Birthday luck briefly faltered at 9 when Princess Diana died the morning of my ice skating party—you’ll be shocked to hear that, while vaguely sad, I cared less about that and more about everyone being a bummer on my big day—and then Rachel ran over my index finger with her skate blade. This was a notable time for tears on the whole, and I do tend to carry on this tradition with an annual birthday cry.
10 bounced back as a Spice World singalong sleepover with the few friends I’d managed to make when we first moved to Virginia.
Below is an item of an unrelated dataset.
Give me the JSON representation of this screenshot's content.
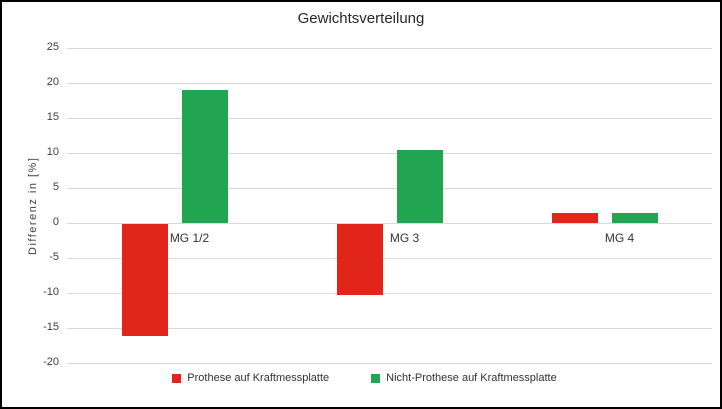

I’d asked my mom for a Spice Girls cake but the bakery couldn’t do it so she cut out a cardboard picture of them and stuck it in the icing, a move I was of course humiliated by at the time because children are often stupid and lacking perspective.
Thankfully, at 35 years and 364 days, I am now perpetually smart and empathetic and NEVER short-sighted or ungrateful. And well, seeing as how I’m already perfect, it’s a little difficult for me to make this ask, but I would love to close out this Pulp revival by hearing any wishes / advice / love / curses for 36 in the comments! Or you know, just text me for my address and I’ll await my many medals.
Love you!
*Truly the only kind my brain knows how to make.
**Wait…I think I’m gonna do an unhinged public dream journal??? Stay tuned.
Revel in still being in your glorious 30s, there's so much more good to come! Birthday tears (hopefully some of joy!) abound!
It wouldn’t be the 90s without a McDonald’s birthday party, the ultimate Mecca.